No.215 2012年5月11日(金)

久しぶりの映画館

せっかくですので、映画の話題を続けます。4月中旬に、久しぶりに映画館に行ってきました。思い出してみると、子供たちが小さい時はよく『ドラえもん』などを見に映画館に行っていましたが、この頃では山田洋次監督の『たそがれ清兵衛』(2002)などの時代劇3部作(2004、2006)、レイ・チャールズの伝記映画『RAY』(2004)、『ドリームガールズ』(2007)くらいです。映画好きの人からすれば、いい映画は一杯あるのに、なんでやねんと言われそうです。

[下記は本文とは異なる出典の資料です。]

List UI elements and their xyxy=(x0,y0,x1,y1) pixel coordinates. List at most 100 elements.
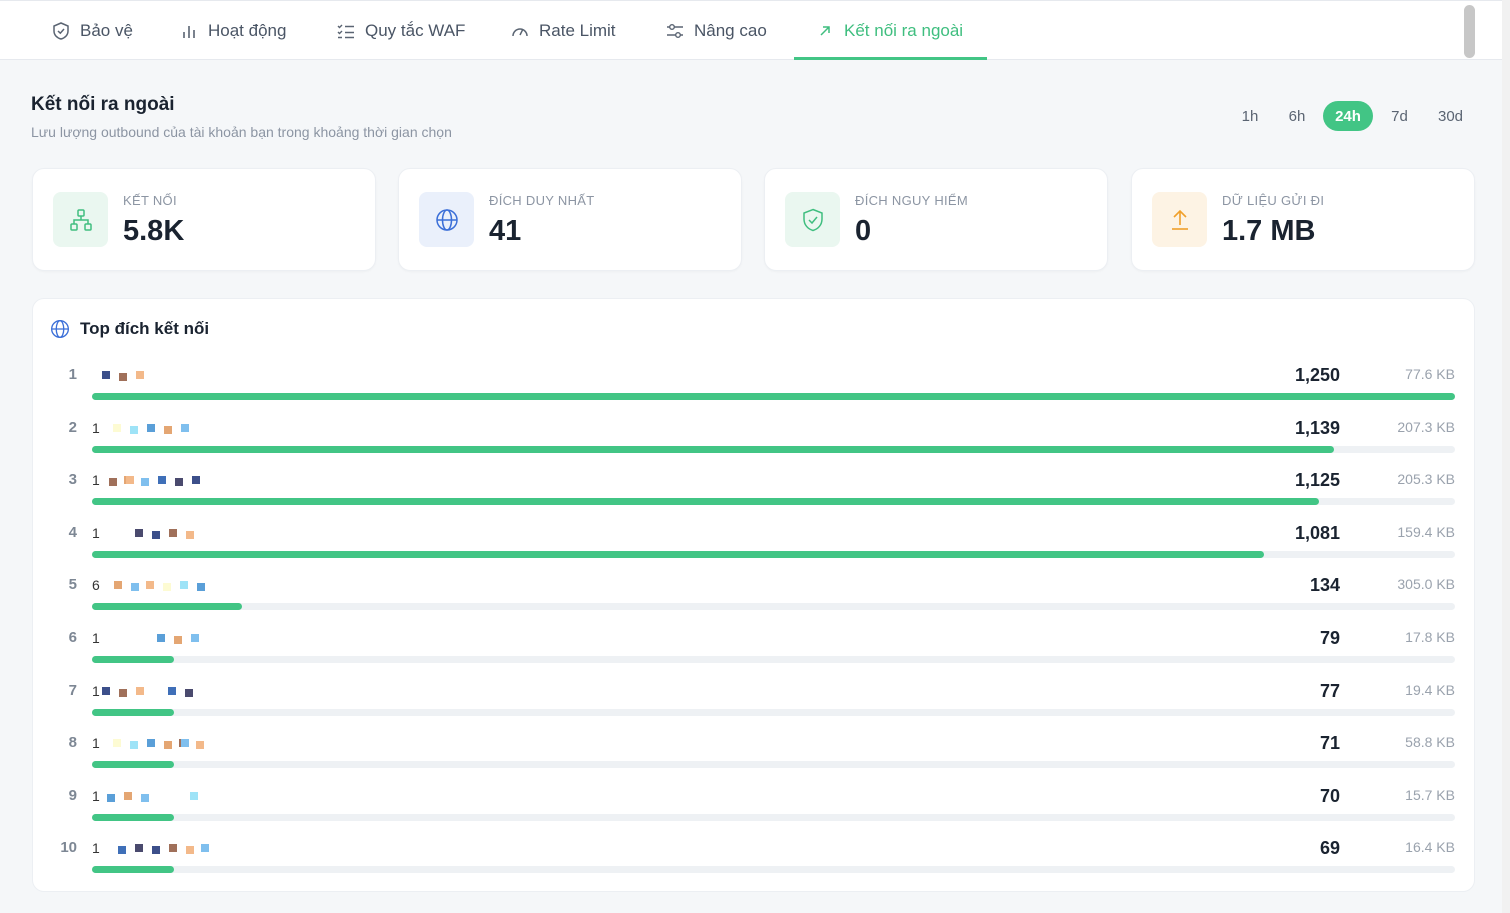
tab-ket-noi-ra-ngoai[interactable]: Kết nối ra ngoài xyxy=(816,1,963,60)
redaction-pixel xyxy=(152,531,160,539)
redaction-pixel xyxy=(135,844,143,852)
redaction-pixel xyxy=(126,476,134,484)
redaction-pixel xyxy=(180,581,188,589)
redaction-pixel xyxy=(141,478,149,486)
range-1h[interactable]: 1h xyxy=(1232,101,1268,131)
row-data-size: 77.6 KB xyxy=(1405,366,1455,382)
row-host-redacted[interactable]: 1 xyxy=(92,683,222,699)
tab-nang-cao[interactable]: Nâng cao xyxy=(666,1,767,60)
redaction-pixel xyxy=(192,476,200,484)
row-bar-track xyxy=(92,814,1455,821)
row-host-prefix: 6 xyxy=(92,577,100,593)
row-rank: 4 xyxy=(68,524,77,541)
arrow-up-right-icon xyxy=(816,22,834,40)
row-host-redacted[interactable]: 1 xyxy=(92,840,222,856)
stat-value: 41 xyxy=(489,215,522,247)
range-6h[interactable]: 6h xyxy=(1278,101,1316,131)
redaction-pixel xyxy=(118,846,126,854)
row-rank: 1 xyxy=(68,366,77,383)
row-connection-count: 134 xyxy=(1309,575,1340,595)
stat-card-unique-destinations: ĐÍCH DUY NHẤT 41 xyxy=(398,168,742,271)
range-24h[interactable]: 24h xyxy=(1323,101,1373,131)
tab-label: Hoạt động xyxy=(208,20,287,40)
row-host-redacted[interactable]: 1 xyxy=(92,472,222,488)
shield-check-icon xyxy=(785,192,840,247)
redaction-pixel xyxy=(181,739,189,747)
upload-icon xyxy=(1152,192,1207,247)
redaction-pixel xyxy=(107,794,115,802)
redaction-pixel xyxy=(164,741,172,749)
range-30d[interactable]: 30d xyxy=(1428,101,1473,131)
row-connection-count: 1,125 xyxy=(1294,470,1340,490)
row-connection-count: 1,081 xyxy=(1294,523,1340,543)
redaction-pixel xyxy=(164,426,172,434)
row-bar-fill xyxy=(92,603,242,610)
redaction-pixel xyxy=(185,689,193,697)
range-7d[interactable]: 7d xyxy=(1381,101,1418,131)
row-connection-count: 71 xyxy=(1319,733,1340,753)
tab-bao-ve[interactable]: Bảo vệ xyxy=(52,1,133,60)
stat-label: DỮ LIỆU GỬI ĐI xyxy=(1222,193,1325,208)
row-data-size: 205.3 KB xyxy=(1397,471,1455,487)
row-rank: 8 xyxy=(68,734,77,751)
tab-label: Quy tắc WAF xyxy=(365,20,466,40)
row-host-prefix: 1 xyxy=(92,788,100,804)
stat-value: 0 xyxy=(855,215,872,247)
row-connection-count: 1,139 xyxy=(1294,418,1340,438)
row-host-redacted[interactable]: 1 xyxy=(92,735,222,751)
redaction-pixel xyxy=(130,426,138,434)
row-bar-fill xyxy=(92,446,1334,453)
row-host-prefix: 1 xyxy=(92,420,100,436)
stat-card-dangerous-destinations: ĐÍCH NGUY HIỂM 0 xyxy=(764,168,1108,271)
tab-hoat-dong[interactable]: Hoạt động xyxy=(180,1,286,60)
row-bar-track xyxy=(92,498,1455,505)
redaction-pixel xyxy=(147,739,155,747)
row-bar-track xyxy=(92,393,1455,400)
row-host-redacted[interactable]: 1 xyxy=(92,525,222,541)
row-host-redacted[interactable]: 1 xyxy=(92,630,222,646)
redaction-pixel xyxy=(102,371,110,379)
tabbar-scroll-thumb[interactable] xyxy=(1464,5,1475,58)
redaction-pixel xyxy=(152,846,160,854)
row-host-prefix: 1 xyxy=(92,630,100,646)
redaction-pixel xyxy=(141,794,149,802)
row-rank: 9 xyxy=(68,787,77,804)
sliders-icon xyxy=(666,22,684,40)
row-data-size: 159.4 KB xyxy=(1397,524,1455,540)
row-host-redacted[interactable]: 1 xyxy=(92,420,222,436)
row-host-redacted[interactable]: 6 xyxy=(92,577,222,593)
row-data-size: 58.8 KB xyxy=(1405,734,1455,750)
redaction-pixel xyxy=(201,844,209,852)
row-connection-count: 1,250 xyxy=(1294,365,1340,385)
redaction-pixel xyxy=(196,741,204,749)
redaction-pixel xyxy=(119,373,127,381)
row-host-prefix: 1 xyxy=(92,525,100,541)
row-host-prefix: 1 xyxy=(92,472,100,488)
row-host-redacted[interactable]: 1 xyxy=(92,788,222,804)
redaction-pixel xyxy=(131,583,139,591)
list-check-icon xyxy=(337,22,355,40)
redaction-pixel xyxy=(113,424,121,432)
tab-bar: Bảo vệ Hoạt động Quy tắc WAF Rate Limit … xyxy=(0,0,1506,60)
row-host-redacted[interactable] xyxy=(92,367,222,383)
tab-label: Bảo vệ xyxy=(80,20,133,40)
row-connection-count: 79 xyxy=(1319,628,1340,648)
redaction-pixel xyxy=(181,424,189,432)
active-tab-indicator xyxy=(794,57,987,60)
redaction-pixel xyxy=(109,478,117,486)
globe-icon xyxy=(419,192,474,247)
stat-label: KẾT NỐI xyxy=(123,193,177,208)
redaction-pixel xyxy=(135,529,143,537)
redaction-pixel xyxy=(175,478,183,486)
tab-label: Rate Limit xyxy=(539,20,616,40)
row-bar-fill xyxy=(92,814,174,821)
redaction-pixel xyxy=(186,531,194,539)
row-rank: 2 xyxy=(68,419,77,436)
tab-rate-limit[interactable]: Rate Limit xyxy=(511,1,616,60)
redaction-pixel xyxy=(102,687,110,695)
page-scrollbar[interactable] xyxy=(1502,0,1510,913)
tab-quy-tac-waf[interactable]: Quy tắc WAF xyxy=(337,1,465,60)
row-rank: 6 xyxy=(68,629,77,646)
redaction-pixel xyxy=(169,529,177,537)
row-bar-track xyxy=(92,603,1455,610)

さて、新聞で宮大工の西岡常一のドキュメンタリー映画があることを知り、十三の第7芸術劇場に出かけました。かつて私の地域文化論では職人について実際に聞き取りしてレポートを書いてもらうことにしていましたが、その際NHKのプロジェクトXの「薬師寺金堂再建」を見せ、西岡常一さんについて勉強してもらいました。山崎祐次監督『宮大工西岡常一の遺言 鬼に訊け』は1時間半ほどの作品ですが、プロジェクトXより生の声がたくさん収録されており、身近に感じることが出来ました。 木は鉄を凌駕する、現代文化に対する西岡棟梁の静かなる反論。「千年の檜には千年のいのちがあります。建てるからには建物のいのちを第一に考えなければならんわけです。風雪に耐えて建つ―それが建築の本来の姿やないですか」「木を切るっちゅうーことは、命を二つに分けるということ」。ここにも現代の教育が考えなければならない、大事な教えがあるように思います。左の写真がその時のチラシです( © 太秦)。

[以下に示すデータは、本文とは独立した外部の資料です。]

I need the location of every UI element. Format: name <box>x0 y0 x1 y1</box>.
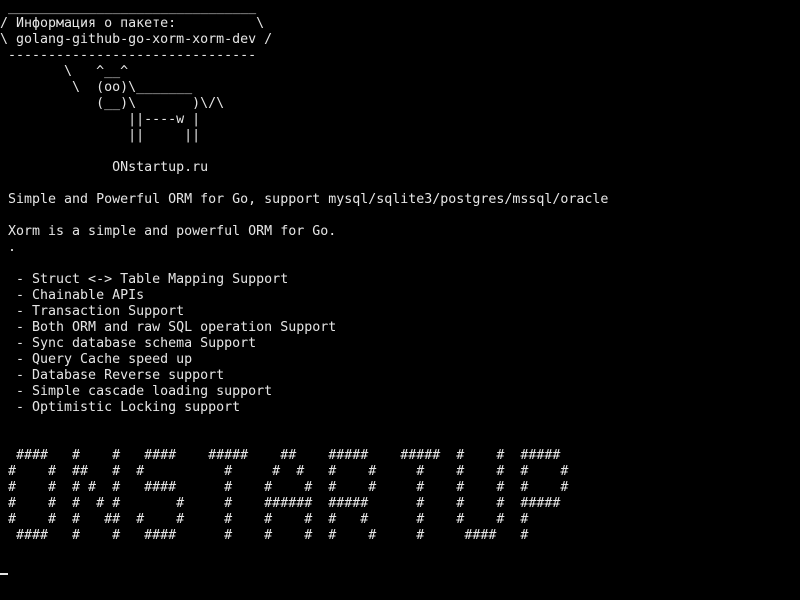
banner-ascii-line: # # # ## # # # # # # # # # # # <box>0 512 529 527</box>
cowsay-bubble-title: / Информация о пакете: \ <box>0 16 265 31</box>
feature-item: - Sync database schema Support <box>0 336 257 351</box>
text-cursor <box>0 573 8 575</box>
terminal-output: _______________________________ / Информа… <box>0 0 800 560</box>
feature-item: - Optimistic Locking support <box>0 400 241 415</box>
cow-ascii-line: \ (oo)\_______ <box>0 80 193 95</box>
cowsay-bubble-top: _______________________________ <box>0 0 257 15</box>
terminal-screen[interactable]: _______________________________ / Информа… <box>0 0 800 600</box>
description-dot: . <box>0 240 17 255</box>
package-description: Xorm is a simple and powerful ORM for Go… <box>0 224 337 239</box>
feature-item: - Struct <-> Table Mapping Support <box>0 272 289 287</box>
feature-item: - Chainable APIs <box>0 288 145 303</box>
site-label: ONstartup.ru <box>0 160 209 175</box>
banner-ascii-line: # # # # # #### # # # # # # # # # # <box>0 480 569 495</box>
banner-ascii-line: # # # # # # # ###### ##### # # # ##### <box>0 496 561 511</box>
cow-ascii-line: \ ^__^ <box>0 64 129 79</box>
cowsay-bubble-package: \ golang-github-go-xorm-xorm-dev / <box>0 32 273 47</box>
feature-item: - Simple cascade loading support <box>0 384 273 399</box>
feature-item: - Transaction Support <box>0 304 185 319</box>
feature-item: - Database Reverse support <box>0 368 225 383</box>
cow-ascii-line: (__)\ )\/\ <box>0 96 225 111</box>
banner-ascii-line: #### # # #### # # # # # # #### # <box>0 528 529 543</box>
cowsay-bubble-bottom: ------------------------------- <box>0 48 257 63</box>
cow-ascii-line: ||----w | <box>0 112 201 127</box>
cow-ascii-line: || || <box>0 128 201 143</box>
feature-item: - Both ORM and raw SQL operation Support <box>0 320 337 335</box>
banner-ascii-line: # # ## # # # # # # # # # # # # <box>0 464 569 479</box>
feature-item: - Query Cache speed up <box>0 352 193 367</box>
banner-ascii-line: #### # # #### ##### ## ##### ##### # # #… <box>0 448 561 463</box>
package-summary: Simple and Powerful ORM for Go, support … <box>0 192 609 207</box>
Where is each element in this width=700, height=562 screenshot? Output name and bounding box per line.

もう一つは、年配の卒業生の方から教えていただいた映画です。九条のシネ・ヌーヴォで上映されていた山崎樹一郎監督の『ひかりのおと』(陽光プロ )です。若き酪農家の新しい出発とその家族の絆を描いた農民讃歌。監督自身が岡山県真庭市のトマト農家ですし、ロケも中国山地で行われているので、臨場感があります。私は農業の研究をしてきましたので、とりわけ日本の酪農が厳しい状況に置かれているのがよくわかります。都会から岡山に帰ってきて、揺れ動きながら酪農を営み、家族のつながりを深めていくさまが、地べたの視点から丹念に描かれています。子牛が生まれるところ、最後に家族で日の出を見るところがヤマでしょうが、タイトルの「ひかりのおと」の深い意味は、まだよくわかりません。

素晴らしい映画を見せていただき、ほんまに感謝です。映画館の人もとても親切でした。ありがとうございました。でもお客さんは、あんまし居ませんでした。